Weather Station Data Analysis with Python (Pandas)

Quick Answer

Python with Pandas turns years of weather station CSV archives into actionable insight in a few dozen lines of code. Import your data, set a datetime index, resample to hourly or daily aggregates, compute derived values like dew point and heat index, flag anomalies from sensor drift, and produce charts that actually communicate something useful. This guide in the Tutorials section walks through the complete workflow with real code examples.

What This Guide Covers

We will cover CSV ingestion with proper datetime parsing, resampling and aggregation, derived weather calculations, trend analysis with rolling averages, anomaly detection for sensor quality control, and visualization with Matplotlib. If your station data lives in a database rather than CSV, the Pandas workflow is nearly identical once the data is in a DataFrame. The techniques here also complement the Station Data Sanity Checks guide, which covers the conceptual side of data quality.

Prerequisites

Python 3.9 or later
Station data exported as CSV (most weather software supports this)
Familiarity with basic Python syntax

Install the required libraries:

pip install pandas matplotlib scipy

Step 1: Import and Parse Your Data

Most station software exports CSV with a header row and timestamps in the first column.

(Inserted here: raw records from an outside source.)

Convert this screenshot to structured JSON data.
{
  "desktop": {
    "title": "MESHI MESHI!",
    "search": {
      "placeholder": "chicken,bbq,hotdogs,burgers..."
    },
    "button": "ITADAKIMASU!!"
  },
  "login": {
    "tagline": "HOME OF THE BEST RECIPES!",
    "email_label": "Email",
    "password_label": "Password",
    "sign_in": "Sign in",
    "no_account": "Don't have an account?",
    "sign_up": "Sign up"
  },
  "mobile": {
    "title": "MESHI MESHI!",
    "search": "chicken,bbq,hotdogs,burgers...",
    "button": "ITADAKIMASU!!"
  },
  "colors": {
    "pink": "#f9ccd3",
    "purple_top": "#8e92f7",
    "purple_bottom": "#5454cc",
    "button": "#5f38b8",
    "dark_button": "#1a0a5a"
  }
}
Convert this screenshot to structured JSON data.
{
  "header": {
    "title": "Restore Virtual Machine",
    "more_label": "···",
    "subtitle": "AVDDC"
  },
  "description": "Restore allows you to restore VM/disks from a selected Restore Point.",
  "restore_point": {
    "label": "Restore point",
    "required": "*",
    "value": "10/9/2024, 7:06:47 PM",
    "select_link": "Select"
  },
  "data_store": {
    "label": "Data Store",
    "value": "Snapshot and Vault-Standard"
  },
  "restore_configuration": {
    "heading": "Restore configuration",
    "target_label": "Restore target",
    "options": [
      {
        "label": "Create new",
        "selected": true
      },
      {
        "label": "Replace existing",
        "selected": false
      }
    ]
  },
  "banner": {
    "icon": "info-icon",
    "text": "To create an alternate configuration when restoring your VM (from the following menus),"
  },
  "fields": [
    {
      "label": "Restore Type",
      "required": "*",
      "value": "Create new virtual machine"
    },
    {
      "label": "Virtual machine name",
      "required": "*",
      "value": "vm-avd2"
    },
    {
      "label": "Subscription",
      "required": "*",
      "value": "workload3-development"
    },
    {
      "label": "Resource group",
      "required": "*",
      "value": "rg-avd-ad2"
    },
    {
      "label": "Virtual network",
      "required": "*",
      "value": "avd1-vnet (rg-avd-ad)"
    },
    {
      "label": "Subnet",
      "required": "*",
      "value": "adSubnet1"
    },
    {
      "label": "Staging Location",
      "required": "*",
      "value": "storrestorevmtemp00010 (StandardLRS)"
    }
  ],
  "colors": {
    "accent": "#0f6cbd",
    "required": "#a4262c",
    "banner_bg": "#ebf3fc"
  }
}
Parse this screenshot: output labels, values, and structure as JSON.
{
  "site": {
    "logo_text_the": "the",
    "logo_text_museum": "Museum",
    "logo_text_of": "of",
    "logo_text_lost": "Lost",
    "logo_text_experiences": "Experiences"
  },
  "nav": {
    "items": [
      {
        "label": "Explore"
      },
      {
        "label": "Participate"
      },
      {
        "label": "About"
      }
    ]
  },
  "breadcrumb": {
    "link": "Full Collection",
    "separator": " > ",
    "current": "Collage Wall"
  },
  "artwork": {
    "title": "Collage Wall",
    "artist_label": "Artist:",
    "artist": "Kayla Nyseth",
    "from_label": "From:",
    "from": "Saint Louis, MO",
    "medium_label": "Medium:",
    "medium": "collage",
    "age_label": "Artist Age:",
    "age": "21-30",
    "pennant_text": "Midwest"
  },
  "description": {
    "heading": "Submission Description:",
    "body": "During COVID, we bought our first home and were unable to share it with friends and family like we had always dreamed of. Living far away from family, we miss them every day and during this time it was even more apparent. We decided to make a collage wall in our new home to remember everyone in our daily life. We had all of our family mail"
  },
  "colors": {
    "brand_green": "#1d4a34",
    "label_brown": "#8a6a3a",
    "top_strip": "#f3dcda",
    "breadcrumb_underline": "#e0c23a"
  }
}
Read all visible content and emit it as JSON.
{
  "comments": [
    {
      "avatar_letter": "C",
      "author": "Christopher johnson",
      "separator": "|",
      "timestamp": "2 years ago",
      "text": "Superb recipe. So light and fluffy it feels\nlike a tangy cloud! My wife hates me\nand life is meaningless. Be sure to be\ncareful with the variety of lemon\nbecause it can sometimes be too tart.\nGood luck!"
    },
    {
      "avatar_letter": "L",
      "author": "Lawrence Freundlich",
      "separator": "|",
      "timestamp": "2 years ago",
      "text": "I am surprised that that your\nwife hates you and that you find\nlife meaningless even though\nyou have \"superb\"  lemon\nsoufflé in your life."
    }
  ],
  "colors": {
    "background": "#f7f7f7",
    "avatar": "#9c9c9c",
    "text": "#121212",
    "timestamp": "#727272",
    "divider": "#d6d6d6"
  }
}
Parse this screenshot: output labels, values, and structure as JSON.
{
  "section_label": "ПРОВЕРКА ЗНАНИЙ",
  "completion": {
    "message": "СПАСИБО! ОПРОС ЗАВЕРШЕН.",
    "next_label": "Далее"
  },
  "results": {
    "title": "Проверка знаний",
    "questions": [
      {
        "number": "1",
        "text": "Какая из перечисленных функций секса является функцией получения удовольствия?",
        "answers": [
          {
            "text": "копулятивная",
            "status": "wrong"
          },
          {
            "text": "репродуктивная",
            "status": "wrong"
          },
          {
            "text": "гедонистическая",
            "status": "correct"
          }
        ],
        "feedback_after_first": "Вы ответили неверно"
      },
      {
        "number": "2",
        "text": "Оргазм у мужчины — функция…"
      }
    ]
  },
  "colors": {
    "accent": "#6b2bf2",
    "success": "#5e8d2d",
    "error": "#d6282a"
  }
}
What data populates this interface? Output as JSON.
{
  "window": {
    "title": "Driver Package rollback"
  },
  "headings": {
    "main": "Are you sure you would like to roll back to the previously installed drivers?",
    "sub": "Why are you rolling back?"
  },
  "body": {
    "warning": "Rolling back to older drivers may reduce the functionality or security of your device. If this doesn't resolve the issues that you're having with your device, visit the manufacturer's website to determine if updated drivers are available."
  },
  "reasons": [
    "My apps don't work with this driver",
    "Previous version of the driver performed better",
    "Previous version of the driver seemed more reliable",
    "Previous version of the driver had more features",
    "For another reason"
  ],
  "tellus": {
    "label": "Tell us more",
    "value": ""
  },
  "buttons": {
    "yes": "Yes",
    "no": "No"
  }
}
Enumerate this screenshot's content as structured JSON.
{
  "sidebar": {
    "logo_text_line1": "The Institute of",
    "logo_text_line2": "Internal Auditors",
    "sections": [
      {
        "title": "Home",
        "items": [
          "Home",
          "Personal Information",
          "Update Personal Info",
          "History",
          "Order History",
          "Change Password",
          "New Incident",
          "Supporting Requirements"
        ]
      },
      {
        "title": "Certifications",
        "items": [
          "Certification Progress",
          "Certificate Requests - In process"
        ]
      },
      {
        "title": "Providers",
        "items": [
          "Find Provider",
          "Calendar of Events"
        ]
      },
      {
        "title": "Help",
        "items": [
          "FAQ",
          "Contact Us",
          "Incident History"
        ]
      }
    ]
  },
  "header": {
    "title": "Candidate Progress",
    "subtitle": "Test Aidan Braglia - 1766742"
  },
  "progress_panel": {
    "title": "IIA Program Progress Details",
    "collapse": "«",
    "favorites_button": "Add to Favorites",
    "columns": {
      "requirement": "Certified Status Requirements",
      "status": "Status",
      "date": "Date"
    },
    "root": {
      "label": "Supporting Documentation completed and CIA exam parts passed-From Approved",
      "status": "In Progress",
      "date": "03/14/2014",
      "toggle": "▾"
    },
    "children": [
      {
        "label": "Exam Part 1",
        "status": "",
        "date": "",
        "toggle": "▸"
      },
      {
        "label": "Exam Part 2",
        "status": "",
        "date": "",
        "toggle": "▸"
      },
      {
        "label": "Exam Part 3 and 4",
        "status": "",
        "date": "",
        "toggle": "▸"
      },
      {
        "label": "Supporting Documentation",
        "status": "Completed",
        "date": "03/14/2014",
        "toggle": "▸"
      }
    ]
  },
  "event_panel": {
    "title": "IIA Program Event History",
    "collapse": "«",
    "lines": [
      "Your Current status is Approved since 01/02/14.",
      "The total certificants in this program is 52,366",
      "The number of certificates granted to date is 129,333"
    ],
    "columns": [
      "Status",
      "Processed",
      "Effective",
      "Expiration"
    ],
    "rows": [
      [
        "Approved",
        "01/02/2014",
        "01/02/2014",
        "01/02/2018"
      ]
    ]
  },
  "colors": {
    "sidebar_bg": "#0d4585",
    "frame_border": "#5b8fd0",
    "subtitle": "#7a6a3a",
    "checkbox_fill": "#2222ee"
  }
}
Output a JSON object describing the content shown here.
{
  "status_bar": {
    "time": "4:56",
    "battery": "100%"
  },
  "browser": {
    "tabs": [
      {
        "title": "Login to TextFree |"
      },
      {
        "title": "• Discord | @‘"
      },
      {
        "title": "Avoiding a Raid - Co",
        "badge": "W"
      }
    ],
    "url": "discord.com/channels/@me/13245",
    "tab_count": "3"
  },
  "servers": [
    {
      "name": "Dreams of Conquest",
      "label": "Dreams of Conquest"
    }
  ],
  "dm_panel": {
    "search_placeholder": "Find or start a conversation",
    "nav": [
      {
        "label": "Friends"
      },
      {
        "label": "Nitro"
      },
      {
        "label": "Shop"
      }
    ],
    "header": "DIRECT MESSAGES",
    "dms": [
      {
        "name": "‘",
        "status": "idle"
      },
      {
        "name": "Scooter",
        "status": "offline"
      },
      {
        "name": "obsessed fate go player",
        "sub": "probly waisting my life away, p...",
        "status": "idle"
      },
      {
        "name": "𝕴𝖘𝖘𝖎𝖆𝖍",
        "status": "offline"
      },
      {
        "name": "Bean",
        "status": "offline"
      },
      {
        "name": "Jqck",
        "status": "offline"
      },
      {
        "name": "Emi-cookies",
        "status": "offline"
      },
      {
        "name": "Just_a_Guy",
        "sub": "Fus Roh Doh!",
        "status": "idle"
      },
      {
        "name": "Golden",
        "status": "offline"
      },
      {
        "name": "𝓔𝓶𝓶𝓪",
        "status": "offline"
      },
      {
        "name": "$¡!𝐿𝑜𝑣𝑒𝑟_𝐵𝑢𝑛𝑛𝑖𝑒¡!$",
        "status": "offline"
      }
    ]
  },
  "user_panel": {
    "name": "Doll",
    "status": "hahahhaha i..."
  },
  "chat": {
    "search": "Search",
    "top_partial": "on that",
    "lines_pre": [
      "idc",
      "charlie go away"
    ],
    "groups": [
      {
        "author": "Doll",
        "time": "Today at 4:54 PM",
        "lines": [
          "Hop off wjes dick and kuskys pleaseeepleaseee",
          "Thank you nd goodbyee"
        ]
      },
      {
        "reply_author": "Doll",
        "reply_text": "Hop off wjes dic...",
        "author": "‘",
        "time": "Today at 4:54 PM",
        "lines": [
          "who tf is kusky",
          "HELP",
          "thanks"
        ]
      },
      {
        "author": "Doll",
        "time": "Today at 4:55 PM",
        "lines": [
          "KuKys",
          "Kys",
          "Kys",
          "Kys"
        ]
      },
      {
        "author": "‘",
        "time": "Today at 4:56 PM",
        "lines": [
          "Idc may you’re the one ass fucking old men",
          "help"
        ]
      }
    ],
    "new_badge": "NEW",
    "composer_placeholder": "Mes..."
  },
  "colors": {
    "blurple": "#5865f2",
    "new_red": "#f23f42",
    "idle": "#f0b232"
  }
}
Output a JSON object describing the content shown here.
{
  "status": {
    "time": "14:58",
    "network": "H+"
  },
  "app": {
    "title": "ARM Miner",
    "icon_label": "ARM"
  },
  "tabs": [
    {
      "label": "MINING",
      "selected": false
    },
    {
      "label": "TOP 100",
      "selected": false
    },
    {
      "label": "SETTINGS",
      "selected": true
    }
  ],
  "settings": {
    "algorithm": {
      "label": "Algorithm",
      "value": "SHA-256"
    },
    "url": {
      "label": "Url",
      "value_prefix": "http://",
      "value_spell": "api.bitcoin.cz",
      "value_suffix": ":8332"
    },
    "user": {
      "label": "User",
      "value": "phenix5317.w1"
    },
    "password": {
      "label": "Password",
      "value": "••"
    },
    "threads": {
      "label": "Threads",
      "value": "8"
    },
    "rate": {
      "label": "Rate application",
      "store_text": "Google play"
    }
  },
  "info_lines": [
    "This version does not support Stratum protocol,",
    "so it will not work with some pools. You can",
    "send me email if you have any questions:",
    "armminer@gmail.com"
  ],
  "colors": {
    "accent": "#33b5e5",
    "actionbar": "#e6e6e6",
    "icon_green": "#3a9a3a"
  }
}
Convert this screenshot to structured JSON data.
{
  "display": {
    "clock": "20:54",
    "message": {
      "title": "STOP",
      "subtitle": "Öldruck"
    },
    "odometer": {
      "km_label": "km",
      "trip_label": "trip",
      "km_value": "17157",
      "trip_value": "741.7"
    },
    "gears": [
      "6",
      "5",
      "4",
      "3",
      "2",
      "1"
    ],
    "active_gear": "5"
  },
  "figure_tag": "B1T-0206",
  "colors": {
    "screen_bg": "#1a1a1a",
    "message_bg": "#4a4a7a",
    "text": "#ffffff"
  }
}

A typical WeeWX archive export looks like this:

dateTime,outTemp,outHumidity,barometer,windSpeed,windDir,rain
1711929600,12.3,78,1013.2,5.4,225,0.0
1711929900,12.2,79,1013.1,4.8,220,0.0

Load it into Pandas:

import pandas as pd

df = pd.read_csv("weather_archive.csv", parse_dates=["dateTime"])
df.set_index("dateTime", inplace=True)
df.sort_index(inplace=True)

If your timestamps are Unix epoch integers rather than ISO strings, convert them:

df.index = pd.to_datetime(df.index, unit="s", utc=True)
df.index = df.index.tz_convert("Europe/Paris")  # adjust to your timezone

Getting timezone handling right at the import stage saves hours of confusion later. I have debugged more "my daily max temperature is wrong" reports caused by timezone misalignment than any other single issue.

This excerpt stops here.